Apologies for adding to the wave of "how do we respond to Entourage being on the rocks" threads, and for doing so in such a long-form post, but between some earlier forum comments and watching
http://www.ted.com/talks/morgan_spur...ever_sold.html , I've had some trains of thought which may be worth following up on.
I, for one, have never seen any Entourage product advertised anywhere- I bought mine within 48 hours of the first time I saw it reviewed on a tech site. Getting word out would probably do them no end of good. The trouble is to who and how?
1) What is Entourage's market?
2) What is Entourage's "brand"?
It has been posited/reported that they're in the crunch now because they expected education to be their driving market. I can say from the graduate research project that first put me in touch with the iRex iLliad (predecessor to my eDGe) that education is not a market for a startup. For example, "smartboards" aren't a half bad technology, but how many classrooms have them after 5+ years? At the best of times you need to convince all the teachers and administrators in a school system that the tech isn't too big and scary to approach, then wait a few years for the bureaucracy to enact changes. Now more than ever before, k-12 and most public universities don't have any money at all. Unless Entourage can arrange the business case, probably per school district, that "look, we've seen your curriculum and met with your publishers, and if you buy each student an EE/PE and go all-digital on your textbooks and handouts you will save x% of your budget" (for x>~20), I don't see sales happening. MAYBE they have a case at private universities where professors are fresh, curricula are flexible, and students can be coerced into buying whatever the course requires. But in general, even if education
is their market, I propose it really
shouldn't be.
They've apparently been trying to garner attention by going to tech trade shows. That's great marketing... if their market is technophiles and early-adopters. First-word did get out, and they got some sales on the early-adopter demographic, but the early-adopter wave is nearing shore if it hasn't already beached, and as has been surmised on other threads, technophiles are going to mainly be interested in the crazy-fast ultra-slim gaming tablets that can be overclocked and hacked to run anything, not a big heavy almost-laptop that is locked into a version and a half behind the latest Android and a processor that is only par for the course.
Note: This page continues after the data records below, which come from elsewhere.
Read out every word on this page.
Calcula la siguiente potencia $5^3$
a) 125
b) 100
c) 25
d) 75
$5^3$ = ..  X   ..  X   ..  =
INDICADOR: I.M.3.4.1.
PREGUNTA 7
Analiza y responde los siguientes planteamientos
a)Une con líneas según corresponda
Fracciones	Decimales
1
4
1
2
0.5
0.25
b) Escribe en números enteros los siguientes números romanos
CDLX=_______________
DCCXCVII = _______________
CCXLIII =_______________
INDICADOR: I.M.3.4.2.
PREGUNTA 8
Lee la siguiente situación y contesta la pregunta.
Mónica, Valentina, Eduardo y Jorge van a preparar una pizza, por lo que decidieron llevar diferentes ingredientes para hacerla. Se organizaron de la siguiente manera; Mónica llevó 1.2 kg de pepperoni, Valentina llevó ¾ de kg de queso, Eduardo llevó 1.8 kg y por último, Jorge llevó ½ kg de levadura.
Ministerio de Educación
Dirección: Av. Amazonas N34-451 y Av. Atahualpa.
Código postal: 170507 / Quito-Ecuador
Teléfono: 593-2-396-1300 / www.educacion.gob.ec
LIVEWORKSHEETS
So barring fallacies in my logic, the trade show crowd isn't going to get them much more RoI.
Based on my own experience and what I've read from others here, I'm going to propose something crazy: the SINGLE BEST market for the EE and PE are *drumroll* that
really bigly huge swath of "average people." Folks who want a portable internet and reading solution larger than their phone, who can't justify an iPad because of the cost, who are skeptical about the dedicated e-readers because they look too small to read comfortably on and most are grayscale-only, who don't want a Kindle DX because at that size, being limited to only reading and static-content web browsing seems lackluster, who can't justify a full laptop because they don't need
more than internet, word processing and reading, and who haven't really contemplated "netbooks" because aren't they just the same as laptops only with a really cramped keyboard?
So- how to get word out to "average people" on a secondhand-worn-out-childrens'-shoe-string budget?
TV is right out. Major print publications ditto. And I don't see sponsorship happening either.
Online video... hasn't obviously brought in excessive sales, but that may be because it never got linked in the right places. Putting together any
more videos, particularly ones with a proper advertising angle rather than just tech demo/help, would take writing budget, filming equipment/budget, and post-production budget. Or a few of us stepping forward and doing our own creative spins on youtube and accidentally going viral.
Utilikilts has got a fairly good thing going by word-of-mouth: every kilt ships with a dozen or two business cards in the pocket so when the wearer is out and attracts any kind of attention, he can quickly hand out a reference to where to go for more information and possible purchasing. But Utilikilts is a very-niche inherently attention-grabbing product with a tagline that tells you everything worth knowing about the brand- "We sell freedom."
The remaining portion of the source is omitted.